I was compelled today by Dr. Thompson’s ghost to type in this entire chapter from The Curse of Lono. The Doctor has more and more taken over this blog in the last week because honestly, whose words would I rather type, his or mine? No contest.

No commentary I could add is going to do justice to this passage, which forms the true conclusion of the book (there’s another chapter after it, which could just as well have been left out). Presented in the form of a letter to Ralph Steadman, it wraps up the threads of the Lono business, the City of Refuge, the war club, and all the rest of it with a savage elegance that only Hunter Thompson was capable of.

July 1, 1981
City of Refuge

(24 hours later)...I must be getting old, Ralph, eight pages is about all I can do in one night; so I took a break and got some sleep. I also felt I should back off and have a long look at this I am Lono business, because I am wary of being fooled by another false dawn.

That was the problem, Ralph. We were blind. The story we wanted was right in front of our eyes from the very start — although we can be excused, I think, for our failure to instantly understand a truth beyond reality. It was not an easy thing for me to accept the fact that I was born 1,700 years ago in an ocean-going canoe somewhere off the Kona Coast of Hawaii, a prince of royal Polynesian blood, and lived my first life as King Lono, ruler of all the islands.

According to our missionary/journalist, William Ellis, I "governed Hawaii during what may in its chronology be called the Fabulous Age"...until "(I) became offended with my wife, and murdered her; but afterwards lamented the act so much, as to induce a state of mental derangement. In this state (I) traveled through all the islands, boxing and wrestling with everyone (I) met...(I) subsequently set sail in a singularly shaped 'magic' canoe for Tahiti, or a foreign country. After (my) departure (I) was deified by (my) countrymen, and annual games of boxing and wrestling were instituted in (my) honor."

How's that for roots?

What?

Don't argue with me, Ralph. You come from a race of eccentric degenerates; I was promoting my own fights all over Hawaii fifteen hundred years before your people even learned to take a bath.

And besides, this is the story. I don't know music, but I have a good ear for the high white sound...and when this Lono gig flashed in front of my eyes about 33 hours ago, I knew it for what it was.

Suddenly the whole thing made sense. It was like seeing The Green Light for the first time. I immediately shed all religious and rational constraints, and embraced a New Truth.

It has made my life strange and I was forced to flee the hotel after the realtors hired thugs to finish me off. But they killed a local haole fisherman instead, by mistake. This is true.
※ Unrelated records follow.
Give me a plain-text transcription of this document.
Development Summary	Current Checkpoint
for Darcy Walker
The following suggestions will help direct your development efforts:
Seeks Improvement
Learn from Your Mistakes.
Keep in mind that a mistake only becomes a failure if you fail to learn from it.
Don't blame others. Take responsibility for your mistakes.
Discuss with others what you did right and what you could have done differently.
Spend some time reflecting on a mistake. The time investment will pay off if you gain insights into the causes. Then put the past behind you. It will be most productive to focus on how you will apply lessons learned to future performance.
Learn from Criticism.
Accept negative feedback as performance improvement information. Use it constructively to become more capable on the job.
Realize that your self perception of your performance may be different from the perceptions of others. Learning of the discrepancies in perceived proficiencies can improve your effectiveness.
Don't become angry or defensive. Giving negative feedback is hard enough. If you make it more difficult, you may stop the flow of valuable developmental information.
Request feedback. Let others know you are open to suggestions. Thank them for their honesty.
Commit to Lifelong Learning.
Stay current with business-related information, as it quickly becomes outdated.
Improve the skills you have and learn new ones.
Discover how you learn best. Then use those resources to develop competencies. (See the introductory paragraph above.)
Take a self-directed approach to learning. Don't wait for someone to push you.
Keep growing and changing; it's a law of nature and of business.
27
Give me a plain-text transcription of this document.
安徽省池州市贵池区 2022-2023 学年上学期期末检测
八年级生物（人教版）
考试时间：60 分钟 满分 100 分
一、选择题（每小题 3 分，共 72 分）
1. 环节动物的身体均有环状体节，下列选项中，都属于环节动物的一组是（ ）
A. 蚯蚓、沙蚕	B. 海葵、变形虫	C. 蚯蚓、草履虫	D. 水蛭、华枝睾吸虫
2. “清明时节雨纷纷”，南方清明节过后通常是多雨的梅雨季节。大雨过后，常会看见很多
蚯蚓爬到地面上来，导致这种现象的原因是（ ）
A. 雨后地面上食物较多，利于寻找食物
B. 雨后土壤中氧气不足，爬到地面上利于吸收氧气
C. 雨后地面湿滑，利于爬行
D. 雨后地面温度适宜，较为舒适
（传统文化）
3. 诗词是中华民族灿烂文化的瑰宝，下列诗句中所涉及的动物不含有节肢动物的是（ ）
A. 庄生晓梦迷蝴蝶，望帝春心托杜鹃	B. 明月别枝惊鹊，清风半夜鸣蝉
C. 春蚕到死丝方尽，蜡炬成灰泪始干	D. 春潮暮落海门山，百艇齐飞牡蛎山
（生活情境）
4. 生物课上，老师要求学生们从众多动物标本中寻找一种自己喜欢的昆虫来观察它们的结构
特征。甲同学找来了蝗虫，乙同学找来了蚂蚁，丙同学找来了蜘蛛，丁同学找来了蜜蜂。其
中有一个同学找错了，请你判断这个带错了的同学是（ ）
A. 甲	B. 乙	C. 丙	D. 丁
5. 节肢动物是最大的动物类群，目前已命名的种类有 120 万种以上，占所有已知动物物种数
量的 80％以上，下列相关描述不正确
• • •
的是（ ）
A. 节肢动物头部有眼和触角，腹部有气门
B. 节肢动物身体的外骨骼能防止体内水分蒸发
On the day before I left, thugs beat a local fisherman to death and left him either floating facedown in the harbor, or strangled to death with a brake-cable and left in a jeep on the street in front of the Hotel Manago. News accounts were varied....

That's when I got scared and took off for The City. I came down the hill at ninety miles an hour and drove the car as far as I could out on the rocks, then I ran like a bastard for the Kaleokeawe — over the fence like a big kangaroo, kick down the door, then crawl inside and start screaming "I am Lono" at my pursuers, a gang of hired thugs and realtors, turned back by native Park Rangers.

They can't touch me now, Ralph. I am here with a battery-powered typewriter, two blankets from the King Kam, my miner's headlamp, a kitbag full of speed and other vitals, and my fine Samoan war club. Laila brings me food and whiskey twice a day, and the natives send me women. But they won't come into the hut — for the same reason nobody else will — so I have to sneak out at night and fuck them out there on the black rocks.

I like it here. It's not a bad life. I can't leave, because they're waiting for me out there by the parking lot, but the natives won't let them come any closer. They killed me once, and they're not about to do it again.

Because I am Lono, and as long as I stay in The City those lying swine can't touch me. I want a telephone installed, but Steve won't pay the deposit until Laila gives him $600 more for bad drugs.

Which is no problem, Ralph; no problem at all. I've already had several offers for my life story, and every night around sundown I crawl out and collect all the joints, coins and other offerings thrown over the stakefence by natives and others of my own kind.

So don't worry about me, Ralph. I've got mine. But I would naturally appreciate a visit, and perhaps a bit of money for the odd expense here and there.

It's a queer life, for sure, but right now it's all I have. Last night, around midnight, I heard somebody scratching on the thatch and then a female voice whispered, "You knew it would be like this."

"That's right!" I shouted. "I love you!"

There was no reply. Only the sound of this vast and bottomless sea, which talks to me every night and makes me smile in my sleep.